Schematic programs of a certain age came about in a period when a PCB was about 40 14-pin logic ICs, a decoupling capacitor for each, and an edge-card connector. In 1985, DOS OrCAD could not even draw a triangle. That was their milleu; that was what they needed to worry about. Many of these companies felt there is only one power on a PCB and that was VCC (the two “Cs” standing for “common collector” since all those logic gates feed power to collectors of many transistors). So, you had VCC and ground. The programmers at the CAD companies thought there was no need to even show the power pins on the ICs. They just invented “zero length” pins, and then the layout program would connect all the pins with the same name. Programmers think engineers are silly for using a schematic when it all comes down to a netlist.
Speaking of ground, “common” or “return” is more accurate, unless your circuit connects to the earth ground pin of your wall socket (Figure 4). I admit it is only a personal preference, but I like American-style power and resistor symbols, circles around transistors and MOSFETs with a clear indication of N- or P-channel type.
Figure 4: Circuit connection to the earth ground pin of wall socket.
I had a professor that would flunk you if you showed the earth ground symbol on a car radio schematic. The chasis of the car is a different symbol, despite Altium calling it Earth, and what you should be using for most PCBs are the triangles, meaning common or return. A personal preference is using the arrow for power, and I have never met an engineer that likes the European conventions for resistors like R1 and R2, and even the Altium symbol R3 for a pot makes no sense unless it has three pins, or the footprint shorts two pins together. I also prefer circles on transistors, short pins, the letter N or P to make clear the type of MOSFET, and the gate pins drawn to help show that, as well as the P-channel type being flipped so that source is on the top, where the more positive power goes. I give Altium/CircuitStudio credit for showing the body diode.
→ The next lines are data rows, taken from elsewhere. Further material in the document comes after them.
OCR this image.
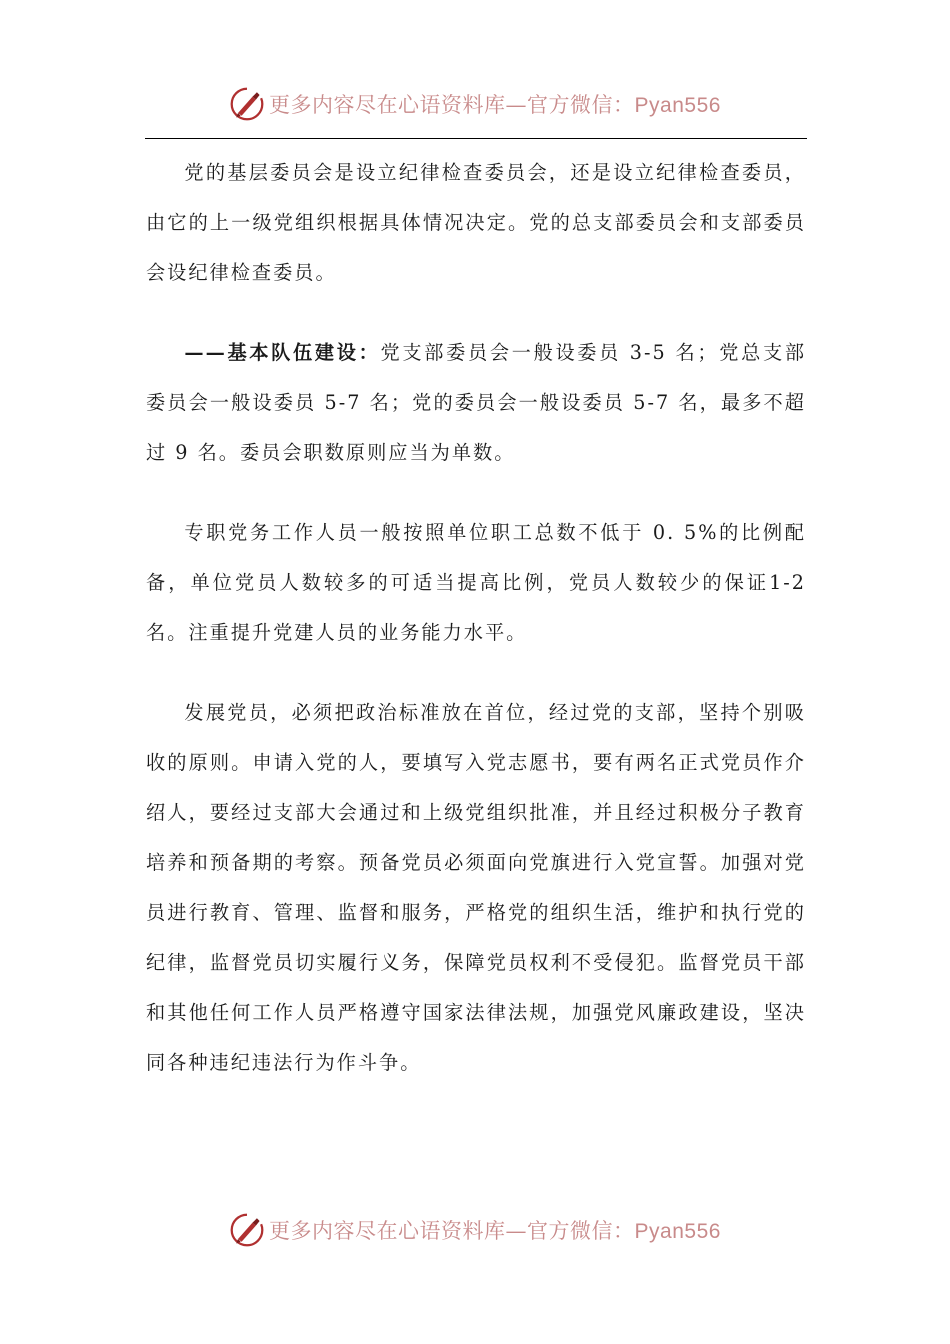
更多内容尽在心语资料库—官方微信：Pyan556

党的基层委员会是设立纪律检查委员会，还是设立纪律检查委员，由它的上一级党组织根据具体情况决定。党的总支部委员会和支部委员会设纪律检查委员。

——基本队伍建设：党支部委员会一般设委员 3-5 名；党总支部委员会一般设委员 5-7 名；党的委员会一般设委员 5-7 名，最多不超过 9 名。委员会职数原则应当为单数。

专职党务工作人员一般按照单位职工总数不低于 0. 5%的比例配备，单位党员人数较多的可适当提高比例，党员人数较少的保证1-2 名。注重提升党建人员的业务能力水平。

发展党员，必须把政治标准放在首位，经过党的支部，坚持个别吸收的原则。申请入党的人，要填写入党志愿书，要有两名正式党员作介绍人，要经过支部大会通过和上级党组织批准，并且经过积极分子教育培养和预备期的考察。预备党员必须面向党旗进行入党宣誓。加强对党员进行教育、管理、监督和服务，严格党的组织生活，维护和执行党的纪律，监督党员切实履行义务，保障党员权利不受侵犯。监督党员干部和其他任何工作人员严格遵守国家法律法规，加强党风廉政建设，坚决同各种违纪违法行为作斗争。

更多内容尽在心语资料库—官方微信：Pyan556
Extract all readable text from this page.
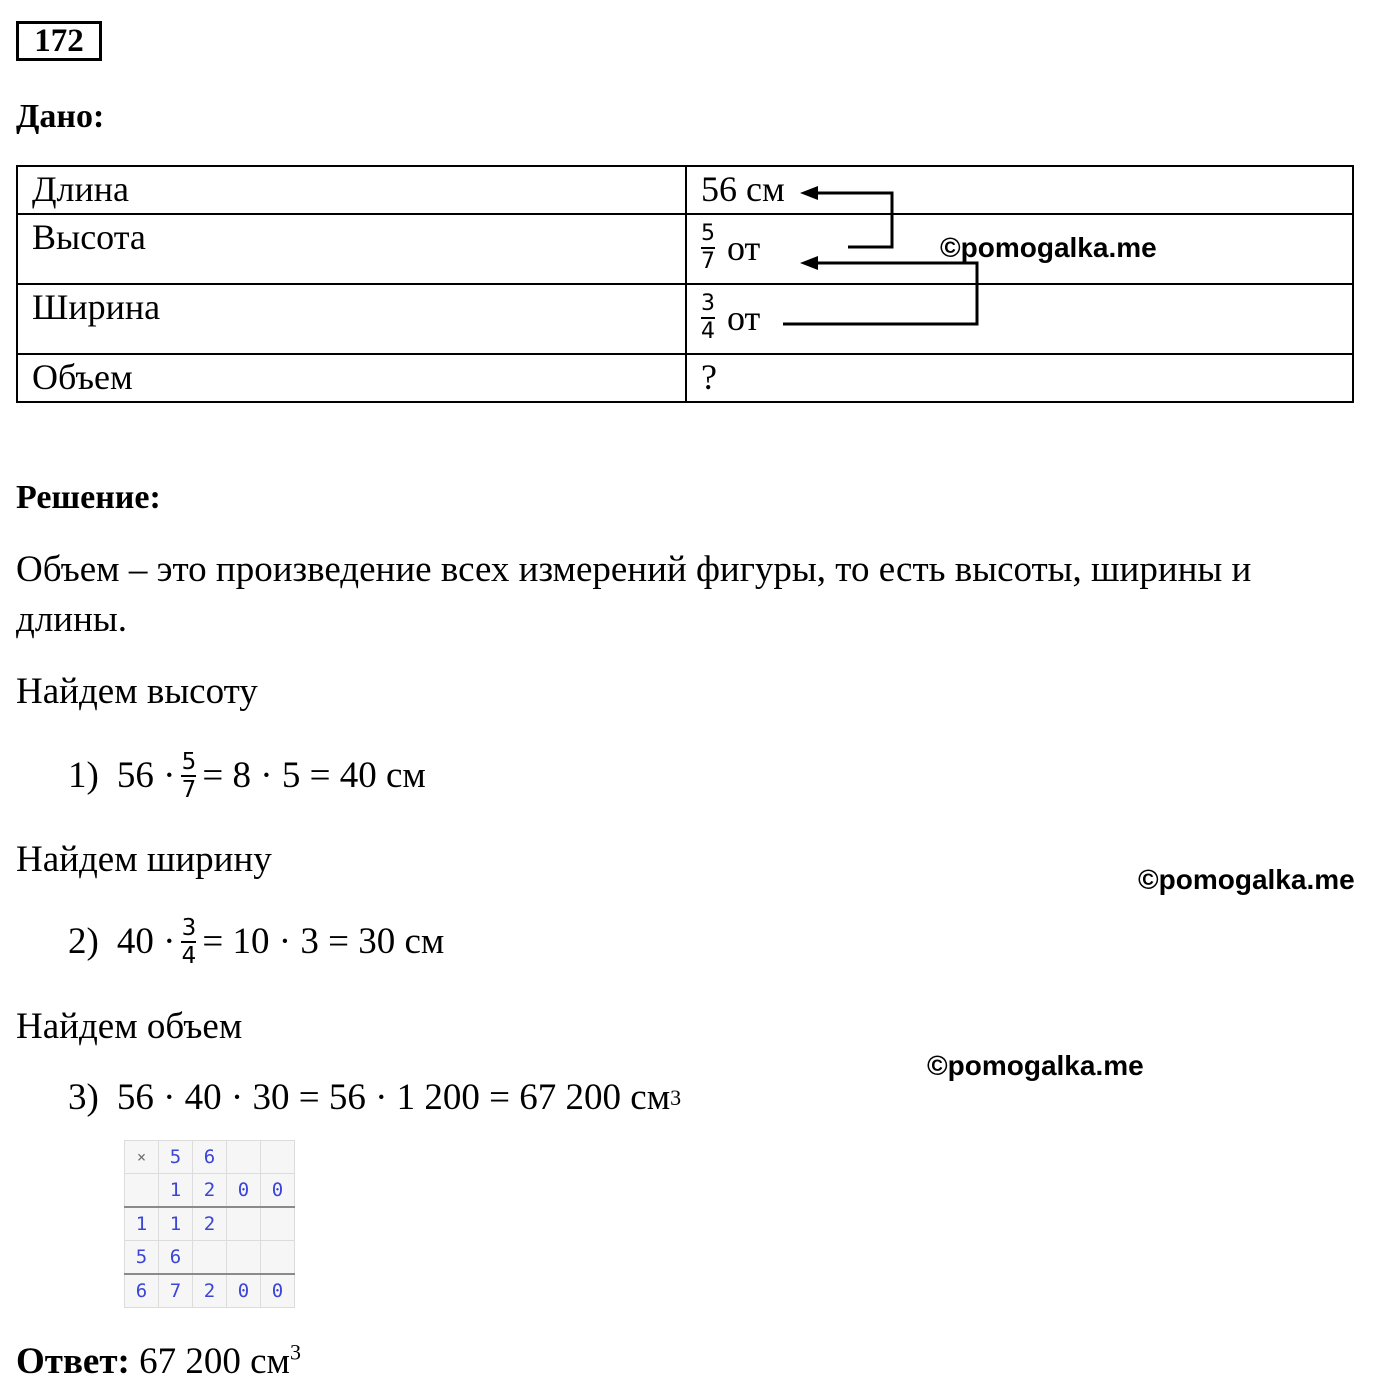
172
Дано:
Длина	56 см
Высота	$\frac{5}{7}$ от

Ширина	$\frac{3}{4}$ от

Объем	?
©pomogalka.me
Решение:
Объем – это произведение всех измерений фигуры, то есть высоты, ширины и длины.
Найдем высоту
1) $56 \cdot \frac{5}{7} = 8 \cdot 5 = 40$ см
Найдем ширину	©pomogalka.me
2) $40 \cdot \frac{3}{4} = 10 \cdot 3 = 30$ см
Найдем объем
©pomogalka.me
3) 56 · 40 · 30 = 56 · 1 200 = 67 200 см 3
×	5	6		
	1	2	0	0
1	1	2		
5	6			
6	7	2	0	0
Ответ: 67 200 $см^3$
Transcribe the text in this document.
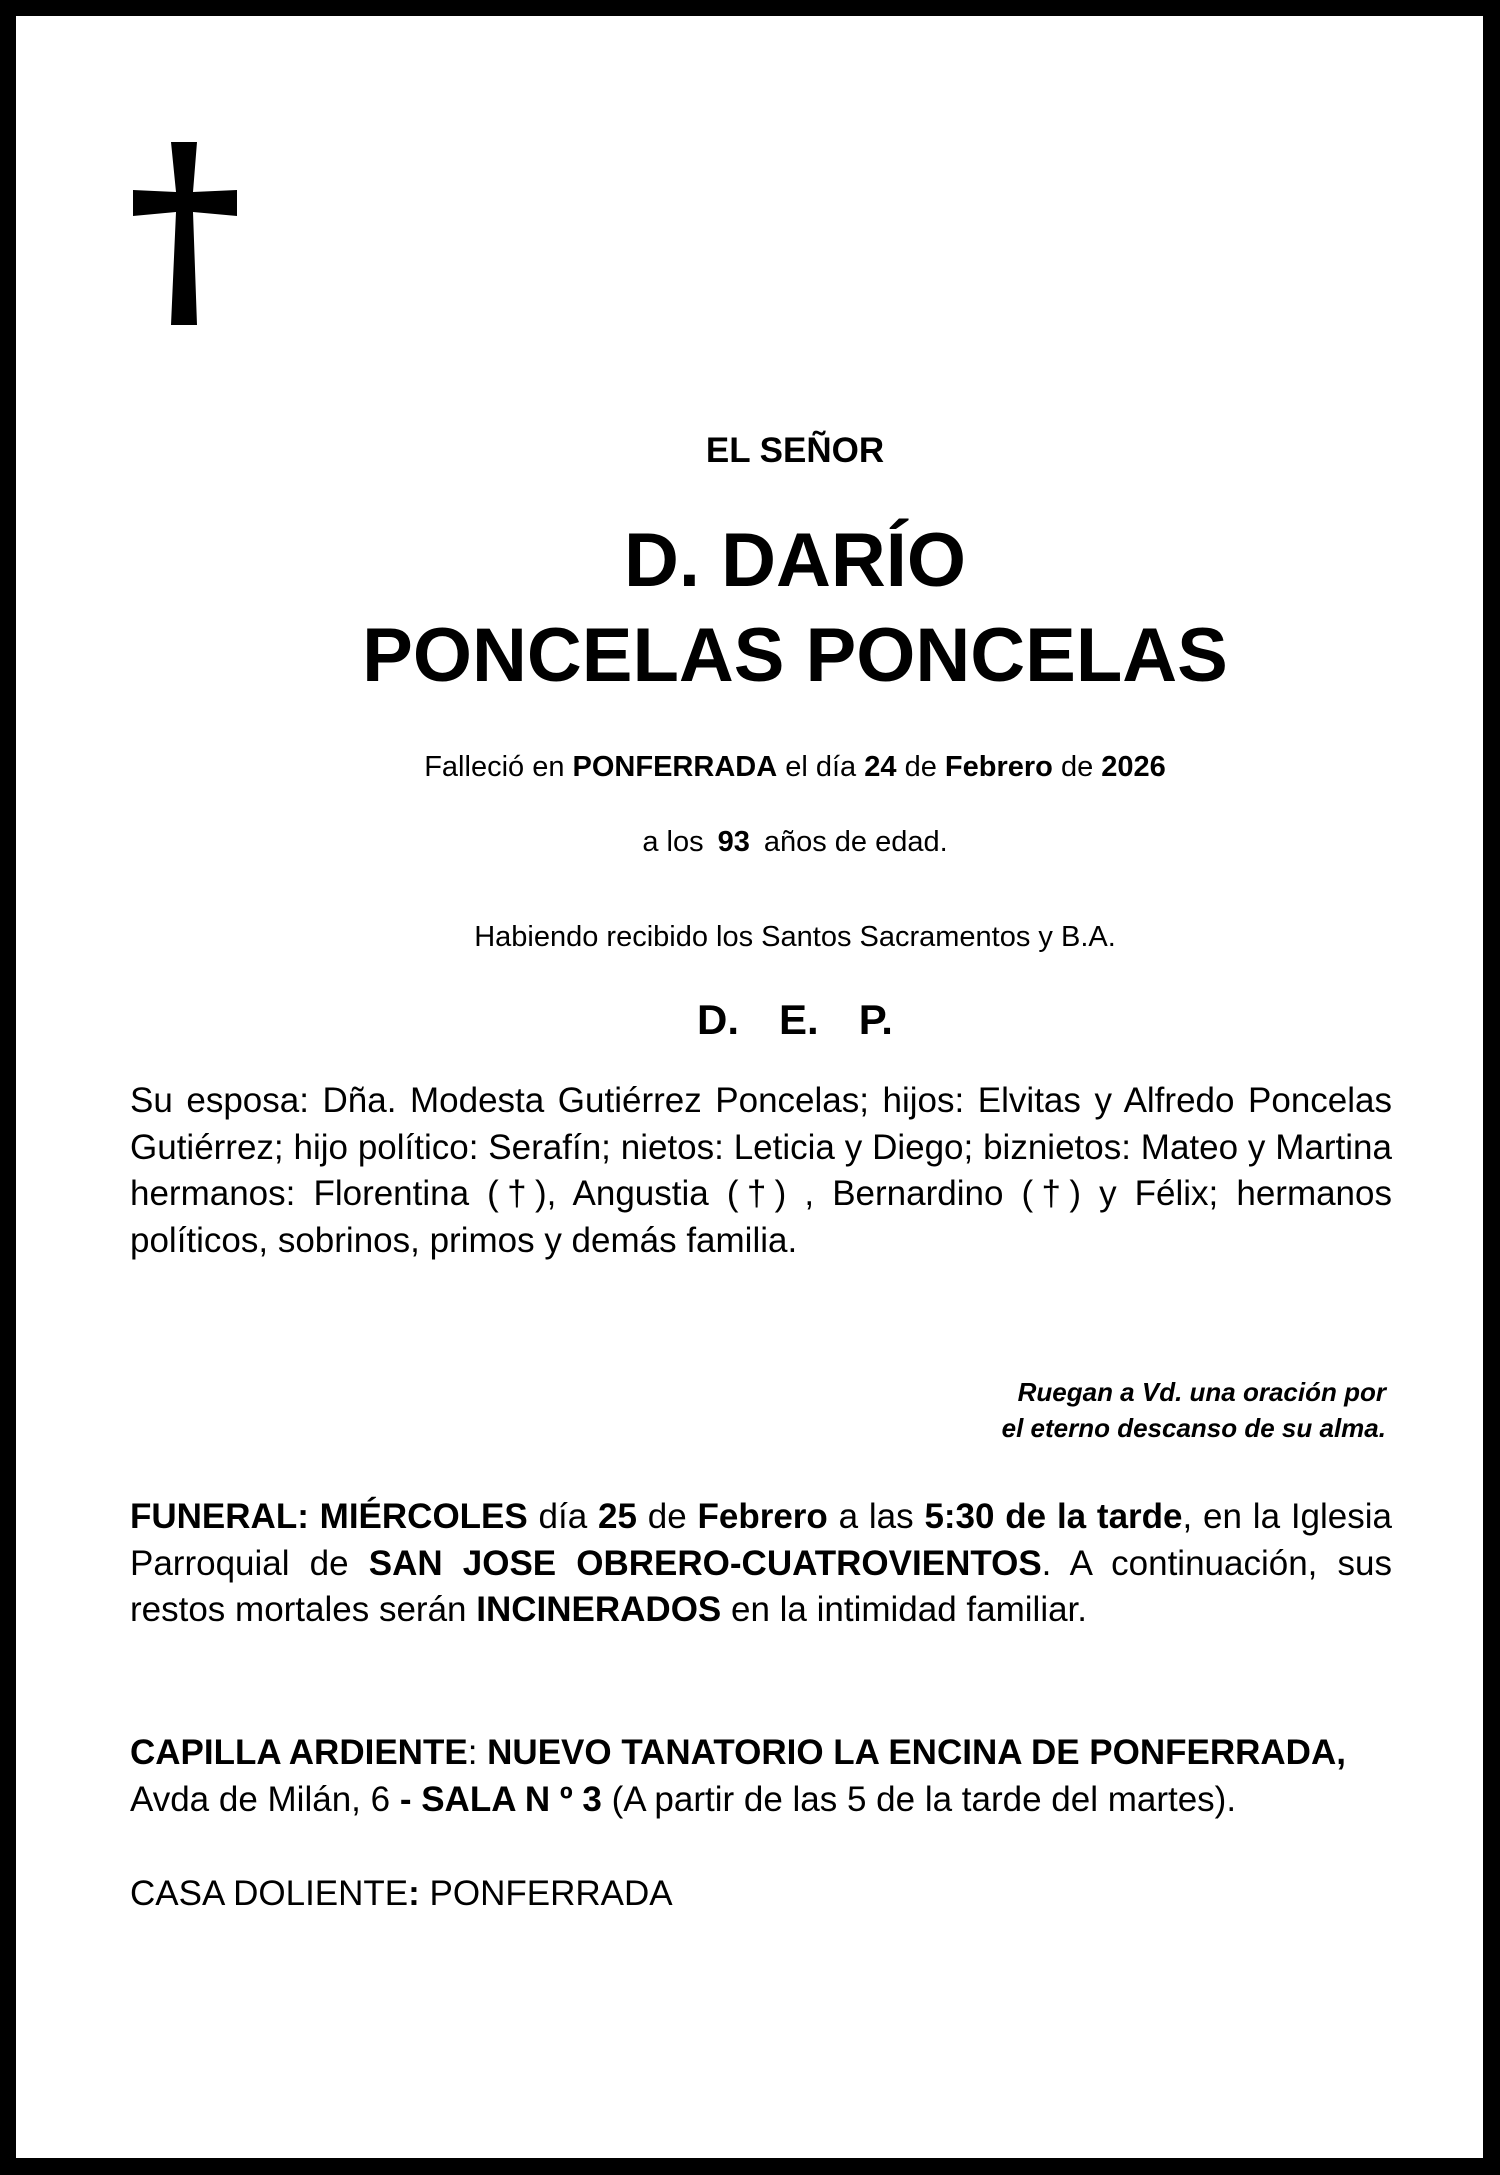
EL SEÑOR
D. DARÍO
PONCELAS PONCELAS
Falleció en PONFERRADA el día 24 de Febrero de 2026
a los 93 años de edad.
Habiendo recibido los Santos Sacramentos y B.A.
D. E. P.
Su esposa: Dña. Modesta Gutiérrez Poncelas; hijos: Elvitas y Alfredo Poncelas Gutiérrez; hijo político: Serafín; nietos: Leticia y Diego; biznietos: Mateo y Martina hermanos: Florentina (†), Angustia (†) , Bernardino (†) y Félix; hermanos políticos, sobrinos, primos y demás familia.
Ruegan a Vd. una oración por
el eterno descanso de su alma.
FUNERAL: MIÉRCOLES día 25 de Febrero a las 5:30 de la tarde, en la Iglesia Parroquial de SAN JOSE OBRERO-CUATROVIENTOS. A continuación, sus restos mortales serán INCINERADOS en la intimidad familiar.
CAPILLA ARDIENTE: NUEVO TANATORIO LA ENCINA DE PONFERRADA,
Avda de Milán, 6 - SALA N º 3 (A partir de las 5 de la tarde del martes).
CASA DOLIENTE: PONFERRADA
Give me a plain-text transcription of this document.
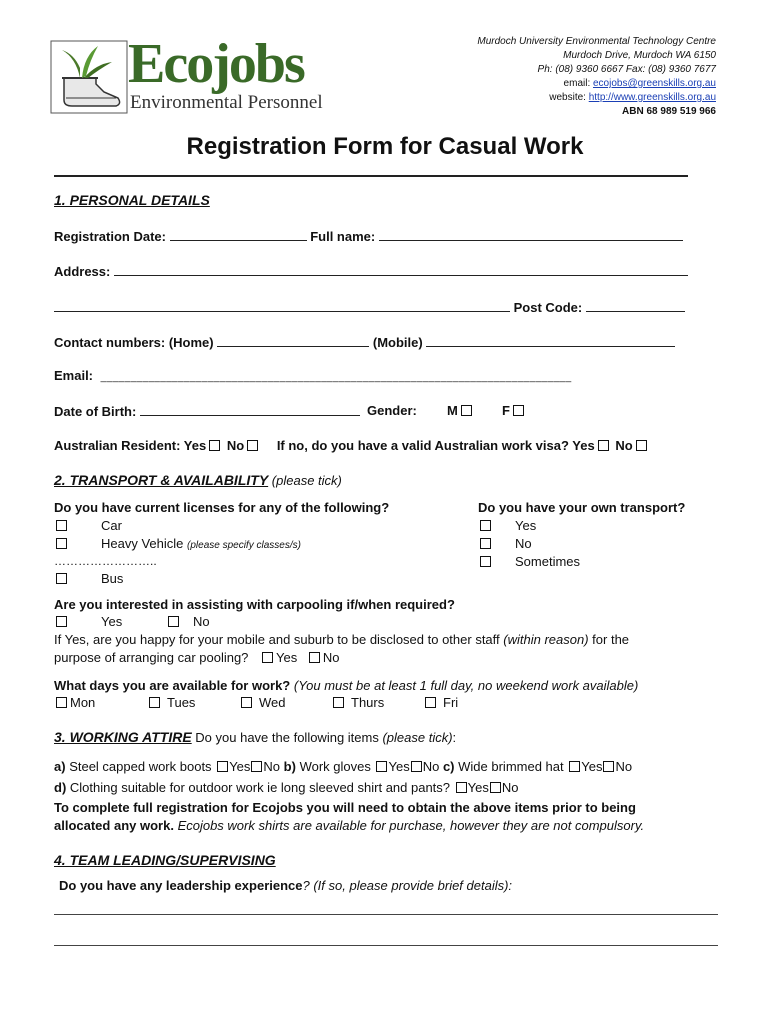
Ecojobs
Environmental Personnel
Murdoch University Environmental Technology Centre
Murdoch Drive, Murdoch WA 6150
Ph: (08) 9360 6667 Fax: (08) 9360 7677
email: ecojobs@greenskills.org.au
website: http://www.greenskills.org.au
ABN 68 989 519 966
Registration Form for Casual Work
1. PERSONAL DETAILS
Registration Date:	Full name:
Address:
Post Code:
Contact numbers: (Home)	(Mobile)
Email: _______________________________________________________________________________
Date of Birth:	Gender: M	F
Australian Resident: Yes No	If no, do you have a valid Australian work visa? Yes No
2. TRANSPORT & AVAILABILITY (please tick)
Do you have current licenses for any of the following?
Car
Heavy Vehicle (please specify classes/s)
……………………..
Bus
Do you have your own transport?
Yes
No
Sometimes
Are you interested in assisting with carpooling if/when required?
Yes	No
If Yes, are you happy for your mobile and suburb to be disclosed to other staff (within reason) for the
purpose of arranging car pooling? Yes No
What days you are available for work? (You must be at least 1 full day, no weekend work available)
Mon	Tues	Wed	Thurs	Fri
3. WORKING ATTIRE Do you have the following items (please tick):
a) Steel capped work boots Yes No b) Work gloves Yes No c) Wide brimmed hat Yes No
d) Clothing suitable for outdoor work ie long sleeved shirt and pants? Yes No
To complete full registration for Ecojobs you will need to obtain the above items prior to being
allocated any work. Ecojobs work shirts are available for purchase, however they are not compulsory.
4. TEAM LEADING/SUPERVISING
Do you have any leadership experience? (If so, please provide brief details):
The problem with invisible power and ground pins in a modern design is you will always get burned when the layout package connects them wrongly. Always. It’s a huge problem since you might have the power on planes, so reworking the PCB, even for a prototype, is very difficult. For this reason, many of us draw the power pins explicitly. There are three approaches for multi-part packages like a quad op-amp (Figure 5). You can have the power pins on every part. Secondly, can only put power pins on one part and make sure to place all the spares. Third, you can make a quad op amp as a five-part heterogeneous package, with each of the four op-amps as a part, and then the power and ground pins as a separate part. The advantage to this is you can then put the power and ground part with all the decoupling capacitors. The disadvantage is you might forget to place that part and then same disaster, only you have no power to the part, instead of the wrong power. One trick is to make the power pins the first part in the package, so that shows up first when you go to place it. You should be plopping down all the parts anyway so you can bias unused parts so they don’t oscillate.
Figure 5: Don’t use zero-length pins for power and ground. Instead, draw the power pins, on every part if you want (U1). Otherwise, you can only draw the power pins on one part of the package, but be sure to place all the parts so you remember to connect power (U2). With U3, you make a package with a separate “part” that has power and ground. That has the advantage of letting you flip the op-amps to put the minus pin either above or below the plus as the circuit dictates.